The next sight we encountered after Grumant was Svenskhuset, i.e. the Swedish house, which is the oldest building on Spitsbergen. It was established by Swedes as a safe haven for hunters and explorers during the harsh Arctic winters, but has since been tainted by a 19th century tragedy. In 1872 some Norwegian seal hunters got stuck on the island and sought help from baron Nordenskiöld, the Arctic explorer after whom the Nordenskiöldbreen glacier next to Pyramiden was named (you can see it in the Pyramiden blog post – coming soon).

His group didn’t have enough provisions for everyone, so 17 men without families were selected to go and spend the winter in the Swedish house. When a Norwegian ship set out to find them in the summer of 1873, they found only the dead. The house was locked from the inside with a warning not to enter and the bodies of all 17 men were found either outside wrapped in cloth or inside, still lying in beds or sitting on the chairs.
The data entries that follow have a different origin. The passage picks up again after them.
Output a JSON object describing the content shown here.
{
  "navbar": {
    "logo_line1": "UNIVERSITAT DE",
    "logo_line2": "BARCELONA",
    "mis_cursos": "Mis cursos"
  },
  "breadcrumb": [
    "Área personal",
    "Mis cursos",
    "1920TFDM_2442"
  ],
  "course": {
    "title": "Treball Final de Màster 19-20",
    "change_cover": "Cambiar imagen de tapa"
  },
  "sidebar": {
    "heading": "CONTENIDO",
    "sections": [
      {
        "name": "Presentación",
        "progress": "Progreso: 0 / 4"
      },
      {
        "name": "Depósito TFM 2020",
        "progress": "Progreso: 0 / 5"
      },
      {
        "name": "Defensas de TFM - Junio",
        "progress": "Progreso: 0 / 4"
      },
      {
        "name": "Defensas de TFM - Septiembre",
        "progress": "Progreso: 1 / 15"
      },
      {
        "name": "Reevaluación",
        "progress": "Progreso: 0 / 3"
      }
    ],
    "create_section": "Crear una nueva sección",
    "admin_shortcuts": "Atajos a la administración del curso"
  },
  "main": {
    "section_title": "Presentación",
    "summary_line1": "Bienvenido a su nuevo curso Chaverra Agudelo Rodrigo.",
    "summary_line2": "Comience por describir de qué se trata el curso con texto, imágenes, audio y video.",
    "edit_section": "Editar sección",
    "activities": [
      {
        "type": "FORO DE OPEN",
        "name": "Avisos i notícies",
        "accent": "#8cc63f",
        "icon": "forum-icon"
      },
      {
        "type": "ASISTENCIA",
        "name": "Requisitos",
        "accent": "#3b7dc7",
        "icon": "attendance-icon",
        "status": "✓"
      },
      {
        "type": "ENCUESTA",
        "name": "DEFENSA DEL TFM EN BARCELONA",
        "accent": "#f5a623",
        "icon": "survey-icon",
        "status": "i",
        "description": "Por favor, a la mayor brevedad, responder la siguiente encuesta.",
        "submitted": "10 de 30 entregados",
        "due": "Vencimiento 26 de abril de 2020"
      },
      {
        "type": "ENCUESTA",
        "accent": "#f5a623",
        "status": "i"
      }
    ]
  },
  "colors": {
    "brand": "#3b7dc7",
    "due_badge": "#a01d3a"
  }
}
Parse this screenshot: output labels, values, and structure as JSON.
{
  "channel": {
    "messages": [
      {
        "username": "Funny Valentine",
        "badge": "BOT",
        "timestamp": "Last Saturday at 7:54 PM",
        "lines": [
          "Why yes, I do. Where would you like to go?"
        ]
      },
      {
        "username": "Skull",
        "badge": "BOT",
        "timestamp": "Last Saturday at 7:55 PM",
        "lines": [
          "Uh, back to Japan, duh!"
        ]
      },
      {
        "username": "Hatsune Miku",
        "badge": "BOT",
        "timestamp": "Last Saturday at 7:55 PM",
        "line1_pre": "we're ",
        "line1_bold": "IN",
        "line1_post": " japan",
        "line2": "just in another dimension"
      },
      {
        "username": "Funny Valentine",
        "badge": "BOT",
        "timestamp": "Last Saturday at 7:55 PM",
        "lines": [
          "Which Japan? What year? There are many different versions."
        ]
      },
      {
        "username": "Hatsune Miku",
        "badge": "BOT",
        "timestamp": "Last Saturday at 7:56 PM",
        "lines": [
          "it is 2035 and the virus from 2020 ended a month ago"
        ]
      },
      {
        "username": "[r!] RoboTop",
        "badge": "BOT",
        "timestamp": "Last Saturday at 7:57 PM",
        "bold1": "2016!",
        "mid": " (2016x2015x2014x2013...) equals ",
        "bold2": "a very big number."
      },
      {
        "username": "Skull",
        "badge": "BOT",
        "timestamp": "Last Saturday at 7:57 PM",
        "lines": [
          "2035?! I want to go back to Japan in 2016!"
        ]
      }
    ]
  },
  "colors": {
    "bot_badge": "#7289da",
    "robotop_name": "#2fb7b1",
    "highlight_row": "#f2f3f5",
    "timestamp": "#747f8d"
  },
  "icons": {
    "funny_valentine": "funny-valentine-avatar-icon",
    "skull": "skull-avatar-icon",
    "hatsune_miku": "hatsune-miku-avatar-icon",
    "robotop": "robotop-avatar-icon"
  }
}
At first it was believed that they’d died of scurvy, which is caused by lack of vitamin C and was a frequent disease of sailors and explorers, so the men were accused of being careless and negligent. However, in 2008 the bodies were examined by a doctor and his team found that they had actually died of lead poisoning. Lead was a commonly used in tin can sealants back in those days, in quantities as high as 50%, and since all they had to eat were cans the men must have ingested a huge amount.

The Swedish house is located somewhere next to the dark, flat mountain that you can see in the photos below, but my phone’s zoom was not up to capturing it, so you can see a better photo here.

Svenskhuset (kind of)

Our final stop of the boat trip were Fuglefjellet – the bird cliffs/the bird mountains. We actually saw them after coming back from Pyramiden, but I had to divide my boat trip blog posts somehow, otherwise it would’ve been one long novel of a post. This spot is known as bird cliffs, because it is the nesting place of thousands of birds, which stay there during the Arctic summer. It is literally packed with birds and the cliff sides are unusually green for Svalbard, as the abundance of plants, moss and lichen is facilitated by all the bird poop. The birds also make plenty of noise, so it feels like coming next to a whirlwind or a very overcrowded Middle Eastern market and I was pretty glad I was on a boat at a safe distance.

Fuglefjellet bird cliffs

I’m not much of a bird person, but I was told there are lots of different species living at the bird cliffs, such as little auks, geese, common guillemots, black guillemots, gulls, fulmars and sometimes even the Svalbard ptarmigan.

Here’s one of my favourite photos from Svalbard as the cherry on top of this post.

Bird travel tips: If you’re a bird lover, I’d really recommend one of the bird watching trips (like this), because the birds were so distinctive and interesting that even I could tell there was more than one species (trust me, that’s a success). Fuglefjellet is the most easily accessible bird watching destination, because you can even hike there from Longyearbyen, but if you want to really go for the whole bird experience, then the Alkefjellet bird clifs located further north are the way to go.